The importance of keeping up to date with patching on your company’s network systems and applications cannot be understated. This applies especially to any internet-facing systems, as the sheer volume of attacks that these systems face increases significantly. Recently it was discovered that a previously identified vulnerability with ESXi hypervisors (CVE-2021-21974) is now being utilized for a new purpose—to attack systems on which this software resides (if they have not been patched to address this concern) in order to launch ransomware attacks against these systems. This can result in these machines becoming inaccessible and, depending on permissions within your network, potentially exposing other system applications to the same fate.
If you are reading this and utilize ESXi software, we strongly recommend having your IT staff or support vendor review all of your installed ESXi software versions to ensure that your systems are not vulnerable to this issue. All it takes is one instance of a vulnerable version being installed that is forgotten or believed to be de-commissioned or powered off to compromise your entire environment. It is also advisable to have a discussion and verify whether any of your virtual hosts are internet-facing and could potentially be exposed to unnecessary risks. Strong consideration should be given to establishing a formal schedule (at least quarterly) to review software such as ESXi and the vCenter appliance, which are typically patched through manual methods rather than automated patching solutions, to ensure that they are being regularly reviewed and updated to address all known security issues. Lastly, backups should be reviewed to ensure that all critical systems are backed up and that security controls exist, either through physical media or to ensure that air gaps exist, to protect your backups from being compromised as well.
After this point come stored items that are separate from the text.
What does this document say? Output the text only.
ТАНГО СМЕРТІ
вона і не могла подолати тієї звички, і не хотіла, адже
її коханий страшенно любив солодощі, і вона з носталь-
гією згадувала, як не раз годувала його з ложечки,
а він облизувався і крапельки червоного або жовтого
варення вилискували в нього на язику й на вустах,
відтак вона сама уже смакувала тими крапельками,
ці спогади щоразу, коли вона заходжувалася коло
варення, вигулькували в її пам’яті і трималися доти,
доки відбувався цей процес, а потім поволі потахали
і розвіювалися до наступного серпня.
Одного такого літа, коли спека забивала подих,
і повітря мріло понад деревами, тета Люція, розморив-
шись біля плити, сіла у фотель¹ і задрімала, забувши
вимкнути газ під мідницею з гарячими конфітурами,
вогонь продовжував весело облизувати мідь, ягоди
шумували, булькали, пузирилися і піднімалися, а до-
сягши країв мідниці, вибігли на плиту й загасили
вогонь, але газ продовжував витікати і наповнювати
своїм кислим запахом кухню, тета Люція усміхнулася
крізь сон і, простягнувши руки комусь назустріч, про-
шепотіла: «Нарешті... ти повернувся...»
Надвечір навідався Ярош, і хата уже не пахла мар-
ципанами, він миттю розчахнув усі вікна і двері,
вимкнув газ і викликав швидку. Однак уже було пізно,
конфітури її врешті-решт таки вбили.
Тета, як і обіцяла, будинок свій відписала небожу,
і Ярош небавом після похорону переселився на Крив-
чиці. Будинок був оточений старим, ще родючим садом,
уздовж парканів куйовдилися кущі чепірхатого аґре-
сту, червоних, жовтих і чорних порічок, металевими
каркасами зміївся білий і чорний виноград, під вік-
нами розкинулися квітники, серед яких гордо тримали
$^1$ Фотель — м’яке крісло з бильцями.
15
Below is a link to the original CVE vulnerability database post and also a current recommended baseline version to address this vulnerability and all other security vulnerabilities (at the time of this post). Please feel free to contact S.R. Snodgrass to discuss any questions you may have.
CVE – CVE-2021-21974 (mitre.org)
ESXI 7.0 Update 3i (ESXi_7.0.3-0.65.20842708)
Note: The CVE post linked above includes versions for the ESXI hypervisor 6.5 and 6.7; however, these have reached their end of life as of October 2022, and we cannot recommend installing any of these versions since they no longer receive security patches.